Hong Kong dollar set for 5-month low as Hibor drops
Currency’s softness mainly because banking system is awash with cash
Hong Kong’s dollar was heading towards its lowest level in five months on Wednesday amid ample liquidity that is anchoring short-term interest rates and exerting depreciation pressure on the currency, analysts said.
The local currency edged down to 7.8246 against the US dollar, dropping for a second day and set for its weakest closing level since September 16.
The Hong Kong interbank offered rate (Hibor) – or the short-term borrowing cost of funds between commercial banks – has been declining this year because the banking system is flush with liquidity even though expectations that the Federal Reserve will raise interest rates has continued to cause London interbank offered rate (Libor) rates to climb in the US.

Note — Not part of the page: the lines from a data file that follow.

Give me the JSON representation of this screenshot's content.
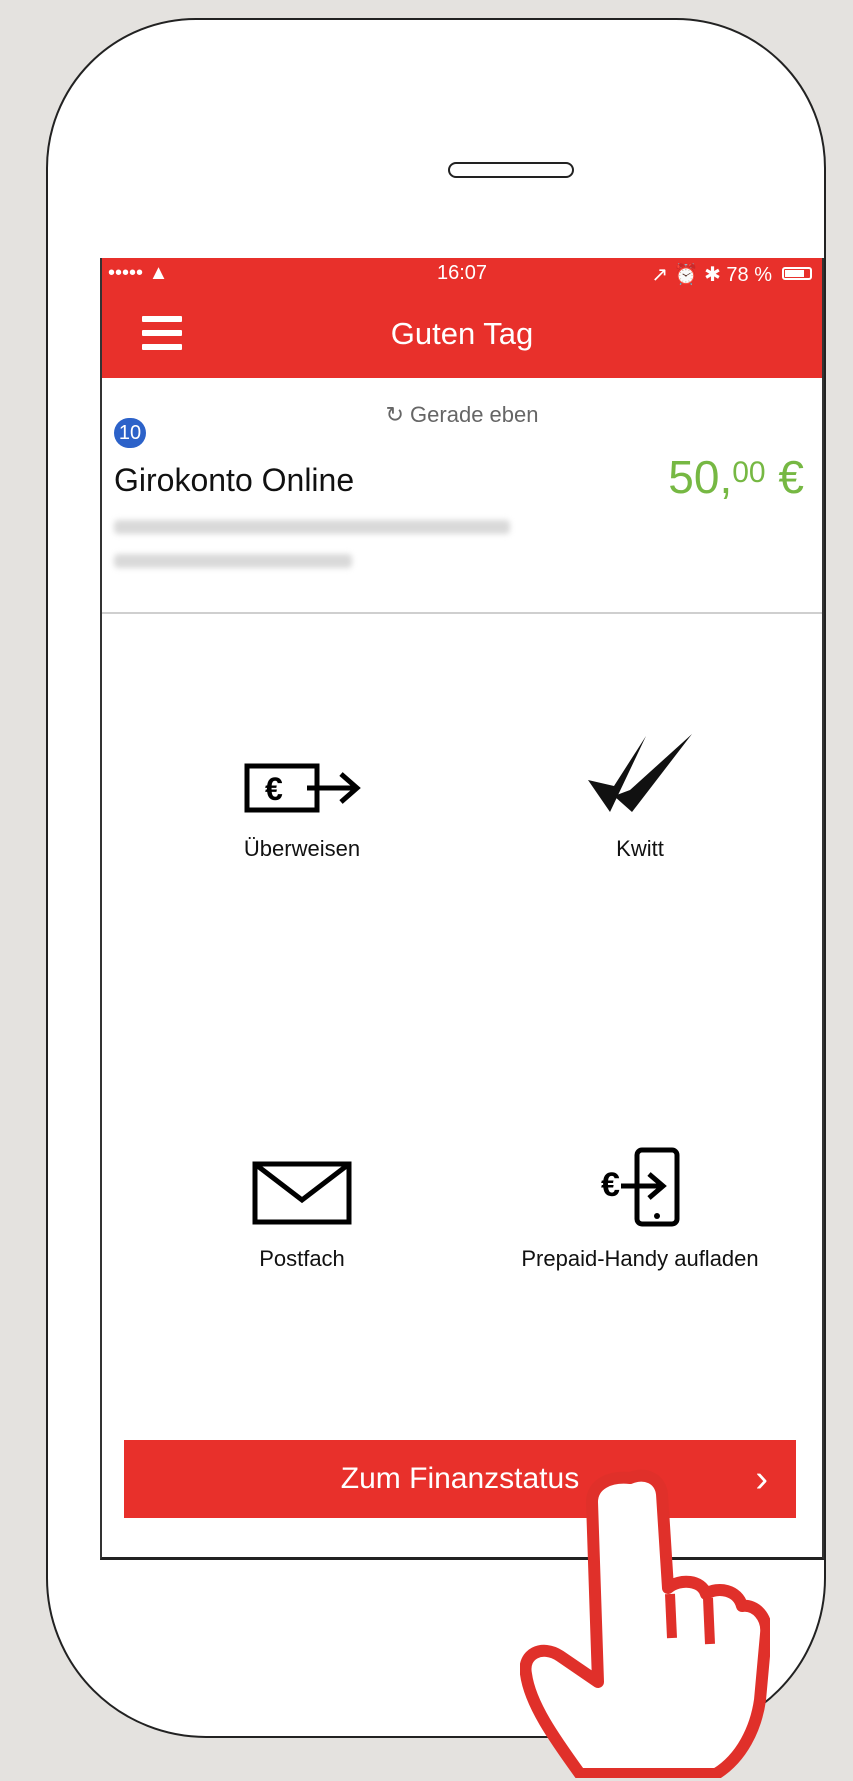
{
  "statusbar": {
    "signal": "•••••  ▲",
    "time": "16:07",
    "indicators": "↗  ⏰  ✱  78 %",
    "battery_level": 0.78
  },
  "header": {
    "title": "Guten Tag"
  },
  "account": {
    "refresh_label": "↻ Gerade eben",
    "badge": "10",
    "name": "Girokonto Online",
    "balance_main": "50,",
    "balance_cents": "00",
    "balance_currency": " €"
  },
  "actions": {
    "transfer": "Überweisen",
    "kwitt": "Kwitt",
    "mailbox": "Postfach",
    "topup": "Prepaid-Handy aufladen"
  },
  "cta": {
    "label": "Zum Finanzstatus",
    "chevron": "›"
  },
  "colors": {
    "brand_red": "#e8302b",
    "balance_green": "#76b843",
    "badge_blue": "#2c62c9"
  },
  "icons": {
    "menu": "hamburger-icon",
    "transfer": "euro-transfer-icon",
    "kwitt": "double-check-icon",
    "mailbox": "envelope-icon",
    "topup": "phone-topup-icon",
    "hand": "tapping-hand-icon"
  }
}
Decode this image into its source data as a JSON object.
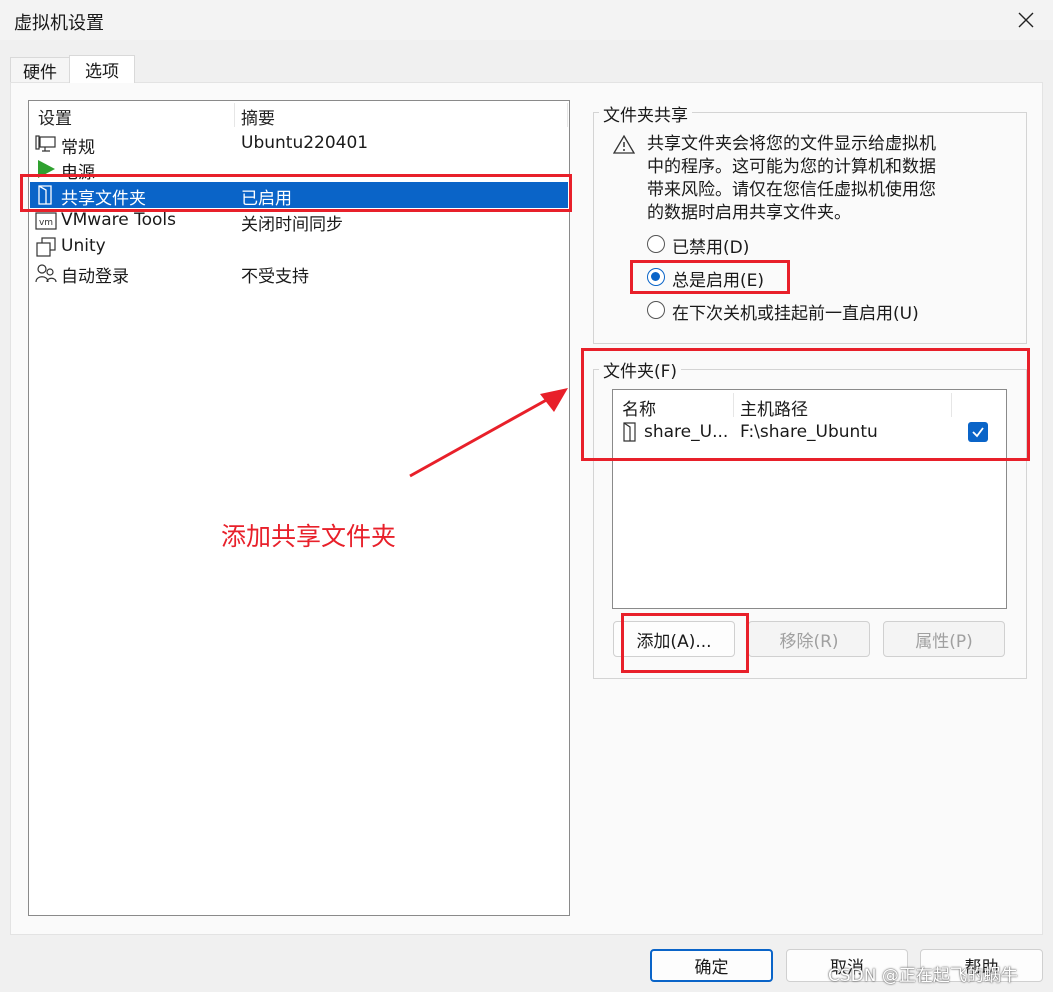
{
  "window": {
    "title": "虚拟机设置"
  },
  "tabs": [
    {
      "label": "硬件",
      "active": false
    },
    {
      "label": "选项",
      "active": true
    }
  ],
  "settings_list": {
    "headers": {
      "setting": "设置",
      "summary": "摘要"
    },
    "items": [
      {
        "name": "常规",
        "summary": "Ubuntu220401",
        "icon": "monitor-icon",
        "selected": false
      },
      {
        "name": "电源",
        "summary": "",
        "icon": "power-play-icon",
        "selected": false
      },
      {
        "name": "共享文件夹",
        "summary": "已启用",
        "icon": "shared-folder-icon",
        "selected": true
      },
      {
        "name": "VMware Tools",
        "summary": "关闭时间同步",
        "icon": "vm-icon",
        "selected": false
      },
      {
        "name": "Unity",
        "summary": "",
        "icon": "unity-windows-icon",
        "selected": false
      },
      {
        "name": "自动登录",
        "summary": "不受支持",
        "icon": "users-icon",
        "selected": false
      }
    ]
  },
  "folder_sharing": {
    "legend": "文件夹共享",
    "warning_lines": [
      "共享文件夹会将您的文件显示给虚拟机",
      "中的程序。这可能为您的计算机和数据",
      "带来风险。请仅在您信任虚拟机使用您",
      "的数据时启用共享文件夹。"
    ],
    "options": [
      {
        "label": "已禁用(D)",
        "checked": false
      },
      {
        "label": "总是启用(E)",
        "checked": true
      },
      {
        "label": "在下次关机或挂起前一直启用(U)",
        "checked": false
      }
    ]
  },
  "folders": {
    "legend": "文件夹(F)",
    "headers": {
      "name": "名称",
      "host_path": "主机路径"
    },
    "rows": [
      {
        "name": "share_U...",
        "host_path": "F:\\share_Ubuntu",
        "enabled": true
      }
    ],
    "buttons": {
      "add": "添加(A)...",
      "remove": "移除(R)",
      "properties": "属性(P)"
    }
  },
  "annotation": {
    "text": "添加共享文件夹",
    "color": "#e8202a"
  },
  "footer": {
    "ok": "确定",
    "cancel": "取消",
    "help": "帮助",
    "watermark": "CSDN @正在起飞的蜗牛"
  },
  "colors": {
    "accent": "#0a64c8",
    "highlight_red": "#e8202a",
    "power_green": "#2fa12f"
  }
}
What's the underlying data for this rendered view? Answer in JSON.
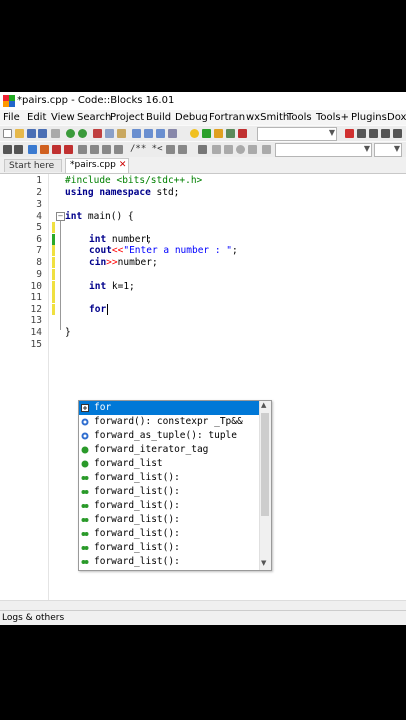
{
  "window": {
    "title": "*pairs.cpp - Code::Blocks 16.01"
  },
  "menu": [
    "File",
    "Edit",
    "View",
    "Search",
    "Project",
    "Build",
    "Debug",
    "Fortran",
    "wxSmith",
    "Tools",
    "Tools+",
    "Plugins",
    "Doxy"
  ],
  "toolbar2": {
    "comment_text": "/** *<"
  },
  "tabs": [
    {
      "label": "Start here"
    },
    {
      "label": "*pairs.cpp"
    }
  ],
  "code": {
    "line_numbers": [
      "1",
      "2",
      "3",
      "4",
      "5",
      "6",
      "7",
      "8",
      "9",
      "10",
      "11",
      "12",
      "13",
      "14",
      "15"
    ],
    "l1": "#include <bits/stdc++.h>",
    "l2_kw": "using namespace",
    "l2_rest": " std;",
    "l4_kw": "int",
    "l4_rest": " main() {",
    "l6_kw": "int",
    "l6_rest": " number;",
    "l7_a": "cout",
    "l7_b": "<<",
    "l7_str": "\"Enter a number : \"",
    "l7_c": ";",
    "l8_a": "cin",
    "l8_b": ">>",
    "l8_c": "number;",
    "l10_kw": "int",
    "l10_rest": " k=1;",
    "l12_kw": "for",
    "l14": "}"
  },
  "autocomplete": {
    "items": [
      {
        "text": "for",
        "selected": true,
        "icon": "keyword-icon"
      },
      {
        "text": "forward(): constexpr _Tp&&",
        "icon": "function-icon"
      },
      {
        "text": "forward_as_tuple(): tuple",
        "icon": "function-icon"
      },
      {
        "text": "forward_iterator_tag",
        "icon": "class-icon"
      },
      {
        "text": "forward_list",
        "icon": "class-icon"
      },
      {
        "text": "forward_list():",
        "icon": "constructor-icon"
      },
      {
        "text": "forward_list():",
        "icon": "constructor-icon"
      },
      {
        "text": "forward_list():",
        "icon": "constructor-icon"
      },
      {
        "text": "forward_list():",
        "icon": "constructor-icon"
      },
      {
        "text": "forward_list():",
        "icon": "constructor-icon"
      },
      {
        "text": "forward_list():",
        "icon": "constructor-icon"
      },
      {
        "text": "forward_list():",
        "icon": "constructor-icon"
      }
    ]
  },
  "logs": {
    "label": "Logs & others"
  },
  "colors": {
    "selection": "#0078d7",
    "keyword": "#00008b",
    "preprocessor": "#008000",
    "string": "#0000ff",
    "operator": "#ff0000"
  }
}
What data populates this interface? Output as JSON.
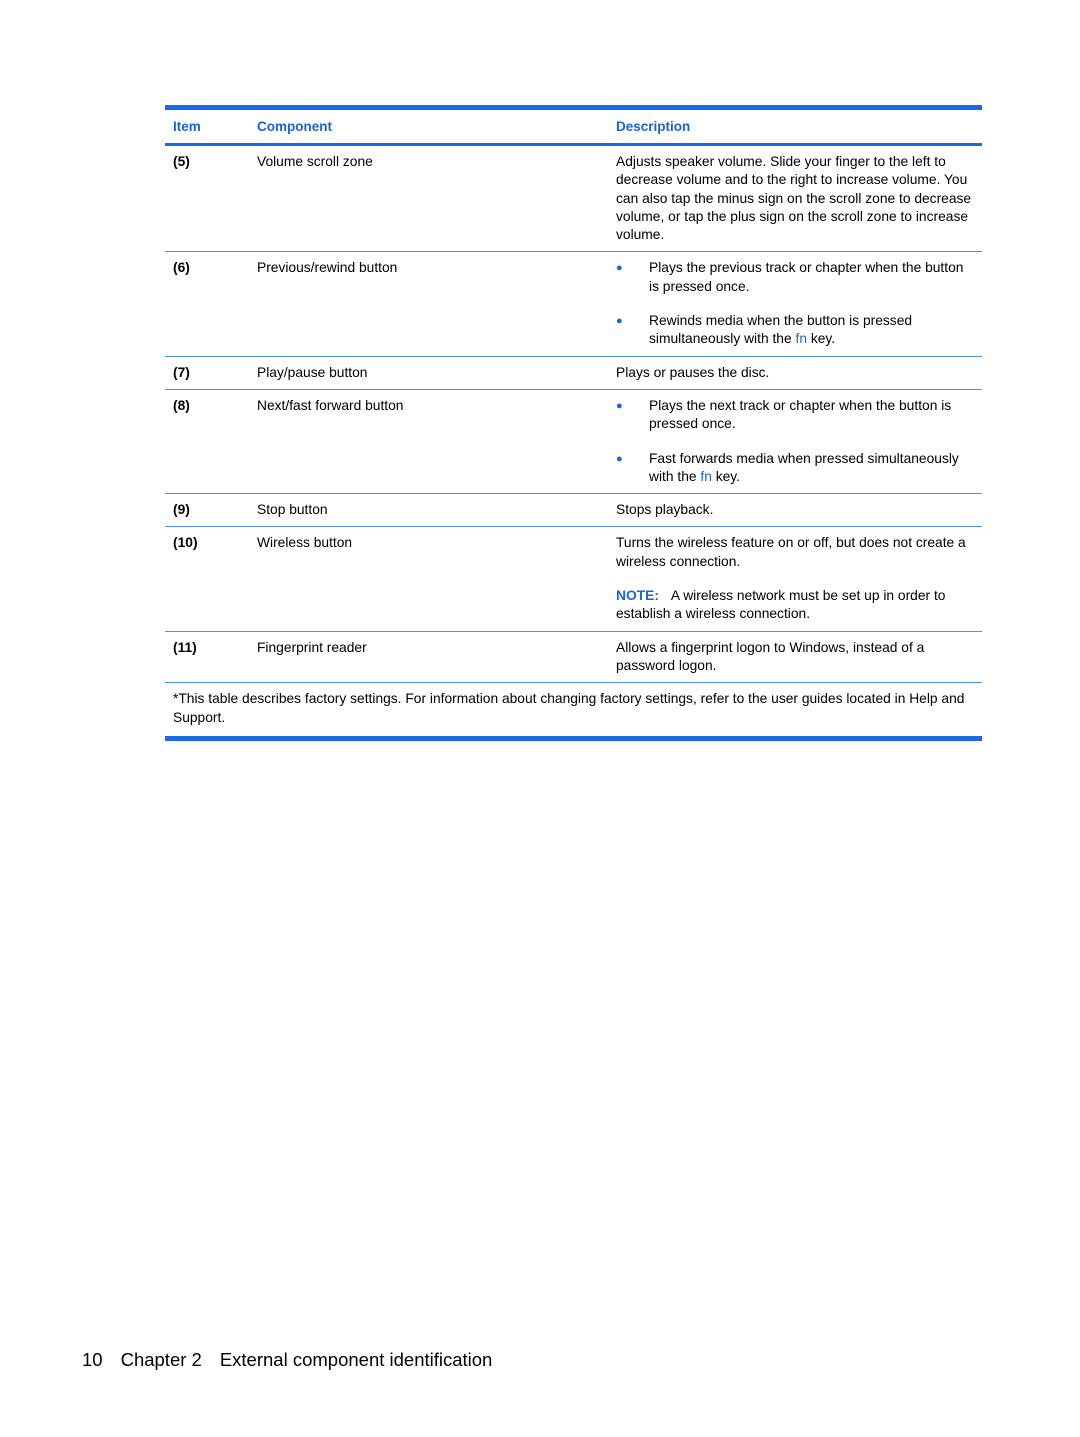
{
  "table": {
    "headers": {
      "item": "Item",
      "component": "Component",
      "description": "Description"
    },
    "rows": [
      {
        "item": "(5)",
        "component": "Volume scroll zone",
        "description": "Adjusts speaker volume. Slide your finger to the left to decrease volume and to the right to increase volume. You can also tap the minus sign on the scroll zone to decrease volume, or tap the plus sign on the scroll zone to increase volume."
      },
      {
        "item": "(6)",
        "component": "Previous/rewind button",
        "bullets": [
          {
            "text": "Plays the previous track or chapter when the button is pressed once."
          },
          {
            "pre": "Rewinds media when the button is pressed simultaneously with the ",
            "key": "fn",
            "post": " key."
          }
        ]
      },
      {
        "item": "(7)",
        "component": "Play/pause button",
        "description": "Plays or pauses the disc."
      },
      {
        "item": "(8)",
        "component": "Next/fast forward button",
        "bullets": [
          {
            "text": "Plays the next track or chapter when the button is pressed once."
          },
          {
            "pre": "Fast forwards media when pressed simultaneously with the ",
            "key": "fn",
            "post": " key."
          }
        ]
      },
      {
        "item": "(9)",
        "component": "Stop button",
        "description": "Stops playback."
      },
      {
        "item": "(10)",
        "component": "Wireless button",
        "description": "Turns the wireless feature on or off, but does not create a wireless connection.",
        "note_label": "NOTE:",
        "note_text": "A wireless network must be set up in order to establish a wireless connection."
      },
      {
        "item": "(11)",
        "component": "Fingerprint reader",
        "description": "Allows a fingerprint logon to Windows, instead of a password logon."
      }
    ],
    "footnote": "*This table describes factory settings. For information about changing factory settings, refer to the user guides located in Help and Support."
  },
  "footer": {
    "page_number": "10",
    "chapter": "Chapter 2",
    "chapter_title": "External component identification"
  },
  "colors": {
    "accent": "#1a62e0"
  }
}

Consequently the gap between the 1-month Hibor and Libor has widened to 88 basis points as of Wednesday, its largest level since 2008.
The Hibor-Libor spread offers a “carry trade” opportunity to sell Hong Kong dollars at a relatively low interest rate while using the proceeds to purchase higher US dollar yielding assets, and thereby exerting depreciation pressure on the Hong Kong dollar.
In the past, such market forces would lead to capital outflows from the city that reduced money supply and pushed up Hong Kong rates, and thereby normalising the Hibor-Libor gap back to narrower ranges.